Avant Montréal, Jody Matthew Burke avait été condamné pour des crimes sexuels à Vancouver et en Ontario. Brigitte Jobin espère que le juge Gagné se rangera aux arguments de la Couronne et le déclarera délinquant dangereux, pour l’empêcher de faire d’autres victimes.

De son côté, Burke prétend qu’il n’aura pas autant besoin d’être contrôlé grâce à l’hormonothérapie. Ça semble tiré par les cheveux, comme ça, mais un psychiatre de l’Institut Pinel a témoigné que le risque de récidive pourrait effectivement être atténué s’il devenait une femme.

C’est un gros « si ». Pour l’instant, Burke n’a pas commencé le moindre traitement d’hormonothérapie.

« Il dit qu’il va se faire battre et qu’il va se faire ridiculiser en prison s’il se féminise », raconte Brigitte Jobin, incrédule.

Non seulement Burke n’a pas commencé ses traitements, mais pour « garder la forme en détention », il prend… de la testostérone !

Cette invraisemblable histoire est d’autant plus choquante qu’elle risque d’alimenter le discours de ceux qui laissent entendre que les personnes trans ne sont pas dignes de confiance – surtout pas lorsqu’elles s’immiscent dans les toilettes ou les vestiaires des femmes.

Ce serait désolant, mais pas très surprenant en cette époque où les droits des personnes trans sont attaqués, parfois férocement, aux États-Unis et ailleurs.

Mais il ne s’agit pas de cela, ici.

Ici, il s’agit d’un prédateur, condamné pour une série de crimes graves, qui prétend désormais s’identifier comme femme dans l’espoir d’obtenir la clémence d’un juge.

Pour Brigitte Jobin, tout ça est cousu de fil blanc.

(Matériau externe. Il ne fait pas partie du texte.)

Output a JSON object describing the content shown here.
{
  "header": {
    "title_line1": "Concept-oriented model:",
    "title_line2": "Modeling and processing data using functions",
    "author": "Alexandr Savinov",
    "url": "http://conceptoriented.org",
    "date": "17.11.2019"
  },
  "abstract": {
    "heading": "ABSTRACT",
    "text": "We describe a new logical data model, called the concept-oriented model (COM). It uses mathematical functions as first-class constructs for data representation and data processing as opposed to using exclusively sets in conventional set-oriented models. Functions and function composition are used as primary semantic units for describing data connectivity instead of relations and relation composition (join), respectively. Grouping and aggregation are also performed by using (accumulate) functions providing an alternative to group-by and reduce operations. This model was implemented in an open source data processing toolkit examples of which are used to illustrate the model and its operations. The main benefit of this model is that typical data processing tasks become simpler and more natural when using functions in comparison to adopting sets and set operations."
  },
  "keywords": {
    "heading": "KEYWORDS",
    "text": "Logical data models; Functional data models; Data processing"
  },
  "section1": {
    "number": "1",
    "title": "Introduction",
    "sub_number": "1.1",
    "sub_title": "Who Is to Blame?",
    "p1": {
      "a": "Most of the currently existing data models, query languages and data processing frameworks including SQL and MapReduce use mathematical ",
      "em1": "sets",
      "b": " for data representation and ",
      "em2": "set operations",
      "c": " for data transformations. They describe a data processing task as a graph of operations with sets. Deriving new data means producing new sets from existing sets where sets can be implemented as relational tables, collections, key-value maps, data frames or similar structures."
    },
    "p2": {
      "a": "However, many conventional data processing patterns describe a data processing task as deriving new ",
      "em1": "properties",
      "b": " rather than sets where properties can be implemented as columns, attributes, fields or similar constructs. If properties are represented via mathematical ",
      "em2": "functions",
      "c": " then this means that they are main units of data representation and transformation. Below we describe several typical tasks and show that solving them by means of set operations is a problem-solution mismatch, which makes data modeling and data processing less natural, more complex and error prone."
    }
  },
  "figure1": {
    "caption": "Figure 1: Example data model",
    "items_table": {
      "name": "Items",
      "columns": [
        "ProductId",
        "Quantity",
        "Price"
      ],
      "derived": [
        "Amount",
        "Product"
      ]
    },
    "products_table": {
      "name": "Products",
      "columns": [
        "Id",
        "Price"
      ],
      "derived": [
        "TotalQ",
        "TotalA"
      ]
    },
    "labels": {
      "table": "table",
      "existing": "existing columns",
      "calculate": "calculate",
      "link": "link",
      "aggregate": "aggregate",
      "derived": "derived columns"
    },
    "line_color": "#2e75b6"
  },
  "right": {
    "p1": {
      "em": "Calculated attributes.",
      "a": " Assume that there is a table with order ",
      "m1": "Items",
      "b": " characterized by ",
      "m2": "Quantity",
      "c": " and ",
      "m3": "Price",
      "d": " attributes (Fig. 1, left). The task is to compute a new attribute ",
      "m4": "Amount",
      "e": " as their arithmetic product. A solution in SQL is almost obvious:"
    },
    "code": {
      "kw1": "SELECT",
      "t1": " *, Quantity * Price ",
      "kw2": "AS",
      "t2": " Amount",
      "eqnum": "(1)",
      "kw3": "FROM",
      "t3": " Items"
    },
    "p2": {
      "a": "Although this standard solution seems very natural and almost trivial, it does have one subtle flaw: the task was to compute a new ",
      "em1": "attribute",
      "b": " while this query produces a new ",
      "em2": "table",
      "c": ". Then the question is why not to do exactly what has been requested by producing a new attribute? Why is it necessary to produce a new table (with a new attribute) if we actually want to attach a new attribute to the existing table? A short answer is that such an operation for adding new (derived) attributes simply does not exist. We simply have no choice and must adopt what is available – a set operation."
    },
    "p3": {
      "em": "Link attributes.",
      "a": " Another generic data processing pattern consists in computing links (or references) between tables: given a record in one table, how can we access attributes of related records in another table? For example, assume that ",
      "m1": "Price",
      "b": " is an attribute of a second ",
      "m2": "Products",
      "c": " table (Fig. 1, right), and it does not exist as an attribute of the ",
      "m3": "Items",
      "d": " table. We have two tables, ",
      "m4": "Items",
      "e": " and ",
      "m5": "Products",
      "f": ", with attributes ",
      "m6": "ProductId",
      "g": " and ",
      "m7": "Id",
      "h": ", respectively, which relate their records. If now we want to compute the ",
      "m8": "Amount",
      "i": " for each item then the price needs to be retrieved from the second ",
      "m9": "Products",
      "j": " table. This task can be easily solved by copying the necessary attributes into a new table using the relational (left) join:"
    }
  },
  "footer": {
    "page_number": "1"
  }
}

Burke lui a trop menti, il l’a trop souvent manipulée pour qu’elle puisse le croire. Pour la piéger dans une relation toxique, il lui a tout caché : son passé violent, ses crimes sexuels, même son véritable nom.

Ça ne s’est pas arrangé en cour. « Le témoignage de l’accusé est intrinsèquement improbable. Non seulement il est improbable, mais il relève parfois de la fiction », tranche le juge Gagné dans la décision de mai 2021. Aussi : « Il est absorbé par les fantasmes et a une perception complètement irréaliste des évènements. » Et encore : « Il ne témoigne pas honnêtement et fournit d’innombrables détails non pertinents. »

Bref, Jody Matthew Burke raconte très souvent n’importe quoi.

Remarquez, peut-être que, pour une rare fois, il dit la vérité. Peut-être qu’un jour, on l’appellera Amber. Ça ne change rien au fait qu’il doit être traité pour ce qu’il est : un récidiviste dangereux.

1. Lisez l’article « Un délinquant sexuel dangereux plaide être une femme »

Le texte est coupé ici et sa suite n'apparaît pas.